An art faculty at Kala Bhavana (Visva-Bharati), Santiniketan, 39-year-old Goswami has been painting since she was a child.
If people take to cooking or making gifts for making people close to them feel special, Goswami does it through the medium of art and her painting. She pursues her passion as a means of pleasing her daughter, 11-year-old Shivangi.
Speaking to The Telegraph on the sidelines of the five-day national arts camp in Patna, she said her art focuses on the mother-daughter relationship.
The art is a way to make her daughter, a Class VII student, feel special.
Goswami, a fine arts alumnus of Guwahati Art College, was in Patna to attend the national arts camp organised by the art, culture and youth affairs department at Bharatiya Nritya Kala Mandir. It concluded on Monday.
One of the paintings she has worked on at the camp has a mix of bold and vibrant colours to showcase life’s different experiences.
The painting shows a figure handling different responsibilities, while a guardian angel protects the person from a corner.
She said: “I have focused on the mother-daughter relationship in the painting. With the bold and vibrant colours, I have tried to show what life is about and the bitter and sweet experiences in my own life.
“I have tried to showcase the joy and happiness of life through the bold colours, while warm colours, including black, show the negative aspects of life,” she added.
Goswami, who has raised Shivangi on her own, said life was a mixed bag of experiences.
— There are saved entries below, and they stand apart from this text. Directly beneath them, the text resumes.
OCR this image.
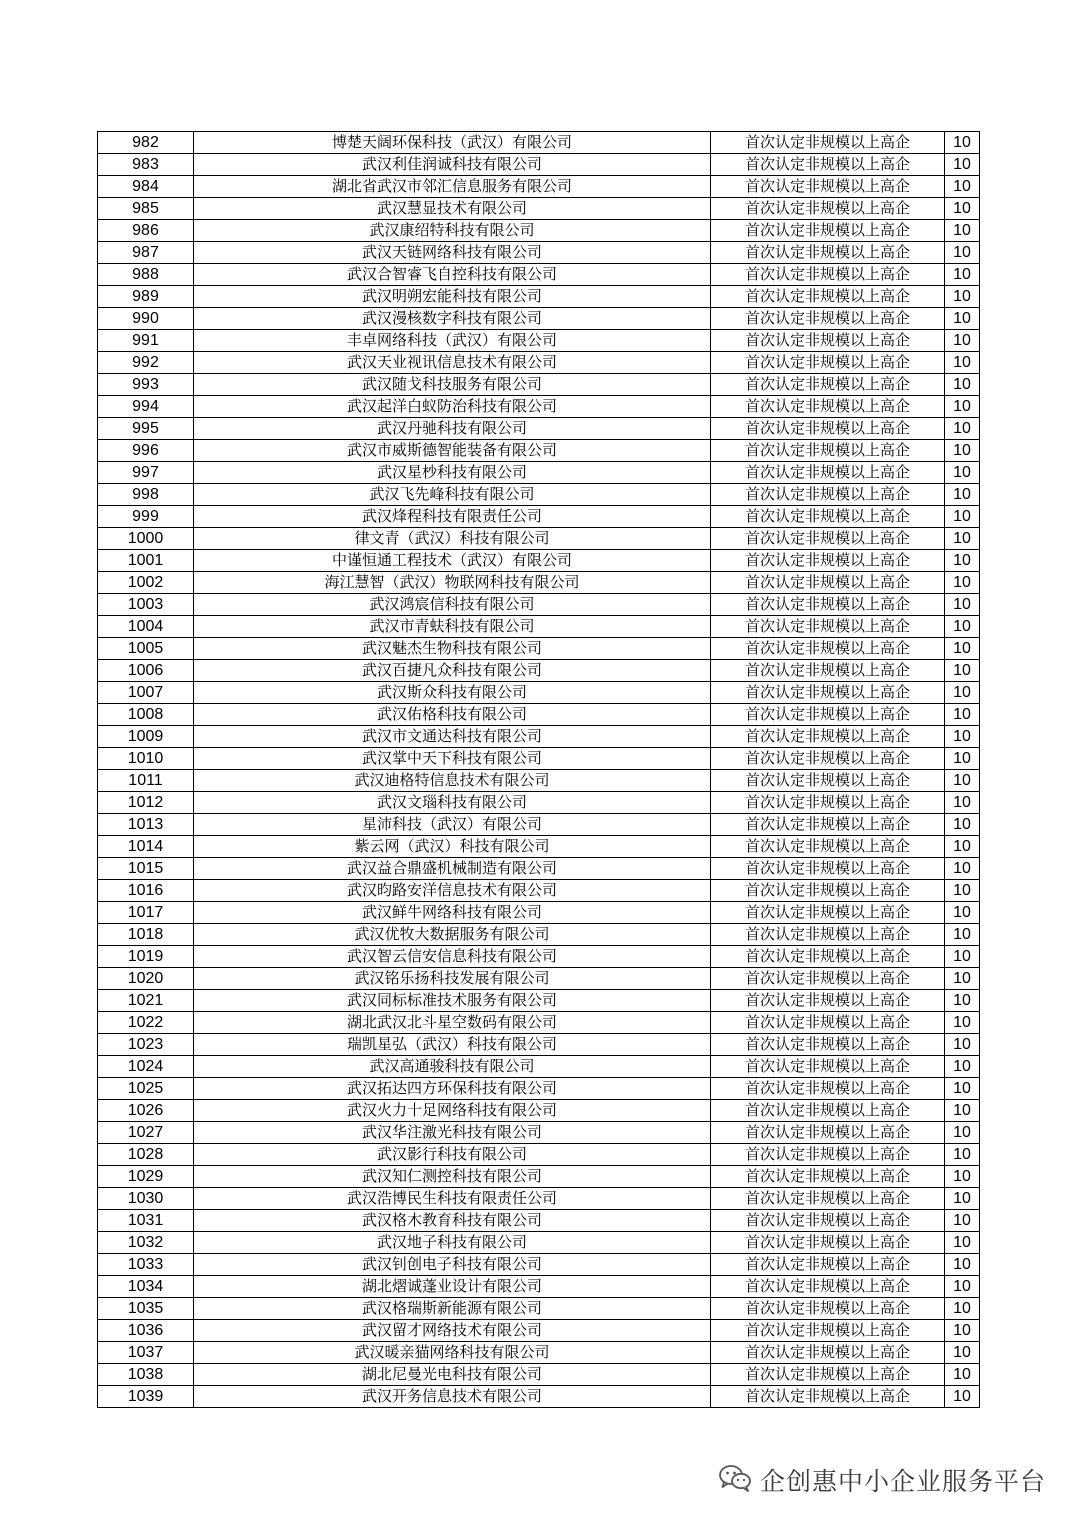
982	博楚天阔环保科技（武汉）有限公司	首次认定非规模以上高企	10
983	武汉利佳润诚科技有限公司	首次认定非规模以上高企	10
984	湖北省武汉市邻汇信息服务有限公司	首次认定非规模以上高企	10
985	武汉慧显技术有限公司	首次认定非规模以上高企	10
986	武汉康绍特科技有限公司	首次认定非规模以上高企	10
987	武汉天链网络科技有限公司	首次认定非规模以上高企	10
988	武汉合智睿飞自控科技有限公司	首次认定非规模以上高企	10
989	武汉明朔宏能科技有限公司	首次认定非规模以上高企	10
990	武汉漫核数字科技有限公司	首次认定非规模以上高企	10
991	丰卓网络科技（武汉）有限公司	首次认定非规模以上高企	10
992	武汉天业视讯信息技术有限公司	首次认定非规模以上高企	10
993	武汉随戈科技服务有限公司	首次认定非规模以上高企	10
994	武汉起洋白蚁防治科技有限公司	首次认定非规模以上高企	10
995	武汉丹驰科技有限公司	首次认定非规模以上高企	10
996	武汉市威斯德智能装备有限公司	首次认定非规模以上高企	10
997	武汉星杪科技有限公司	首次认定非规模以上高企	10
998	武汉飞先峰科技有限公司	首次认定非规模以上高企	10
999	武汉烽程科技有限责任公司	首次认定非规模以上高企	10
1000	律文青（武汉）科技有限公司	首次认定非规模以上高企	10
1001	中谨恒通工程技术（武汉）有限公司	首次认定非规模以上高企	10
1002	海江慧智（武汉）物联网科技有限公司	首次认定非规模以上高企	10
1003	武汉鸿宸信科技有限公司	首次认定非规模以上高企	10
1004	武汉市青蚨科技有限公司	首次认定非规模以上高企	10
1005	武汉魅杰生物科技有限公司	首次认定非规模以上高企	10
1006	武汉百捷凡众科技有限公司	首次认定非规模以上高企	10
1007	武汉斯众科技有限公司	首次认定非规模以上高企	10
1008	武汉佑格科技有限公司	首次认定非规模以上高企	10
1009	武汉市文通达科技有限公司	首次认定非规模以上高企	10
1010	武汉掌中天下科技有限公司	首次认定非规模以上高企	10
1011	武汉迪格特信息技术有限公司	首次认定非规模以上高企	10
1012	武汉文瑙科技有限公司	首次认定非规模以上高企	10
1013	星沛科技（武汉）有限公司	首次认定非规模以上高企	10
1014	紫云网（武汉）科技有限公司	首次认定非规模以上高企	10
1015	武汉益合鼎盛机械制造有限公司	首次认定非规模以上高企	10
1016	武汉昀路安洋信息技术有限公司	首次认定非规模以上高企	10
1017	武汉鲜牛网络科技有限公司	首次认定非规模以上高企	10
1018	武汉优牧大数据服务有限公司	首次认定非规模以上高企	10
1019	武汉智云信安信息科技有限公司	首次认定非规模以上高企	10
1020	武汉铭乐扬科技发展有限公司	首次认定非规模以上高企	10
1021	武汉同标标准技术服务有限公司	首次认定非规模以上高企	10
1022	湖北武汉北斗星空数码有限公司	首次认定非规模以上高企	10
1023	瑞凯星弘（武汉）科技有限公司	首次认定非规模以上高企	10
1024	武汉高通骏科技有限公司	首次认定非规模以上高企	10
1025	武汉拓达四方环保科技有限公司	首次认定非规模以上高企	10
1026	武汉火力十足网络科技有限公司	首次认定非规模以上高企	10
1027	武汉华注激光科技有限公司	首次认定非规模以上高企	10
1028	武汉影行科技有限公司	首次认定非规模以上高企	10
1029	武汉知仁测控科技有限公司	首次认定非规模以上高企	10
1030	武汉浩博民生科技有限责任公司	首次认定非规模以上高企	10
1031	武汉格木教育科技有限公司	首次认定非规模以上高企	10
1032	武汉地子科技有限公司	首次认定非规模以上高企	10
1033	武汉钊创电子科技有限公司	首次认定非规模以上高企	10
1034	湖北熠诚蓬业设计有限公司	首次认定非规模以上高企	10
1035	武汉格瑞斯新能源有限公司	首次认定非规模以上高企	10
1036	武汉留才网络技术有限公司	首次认定非规模以上高企	10
1037	武汉暖亲猫网络科技有限公司	首次认定非规模以上高企	10
1038	湖北尼曼光电科技有限公司	首次认定非规模以上高企	10
1039	武汉开务信息技术有限公司	首次认定非规模以上高企	10
企创惠中小企业服务平台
Along with her daughter, these experiences prompted her in the painting.
She added: “My daughter is everything to me and I try to please her through my paintings. On several occasions, I have been away from her for long durations, unable to meet her. I have spoken to her on the phone and my conversations with her are reflected in my paintings.”
Shivangi grew up with her grandmother in Guwahati for quite a few years, while Goswami was pursuing her PhD in Roorkee.
One of the occasions when Goswami was away from her daughter was her days in IIT-Roorkee. The institute started a PhD programme in its humanities department in the early 2000s. From 2003-2007, she did her research on art and aesthetics in architecture. Her topic was Mughal architecture: A case study of Fatehpur Sikri motifs.
Her book on Aesthetics of the Time: A View of Fatehpur Sikri Motifs has also been released. Now, at Visva-Bharati in Santiniketan (Bengal), Goswami has donned the robes of a guide for research scholars.
The university, founded by Rabindranath Tagore, has over the years produced a celebrated list of alumni that includes Nobel laureate Amartya Sen, art critic R. Siva Kumar and filmmaker late Satyajit Ray to name a few.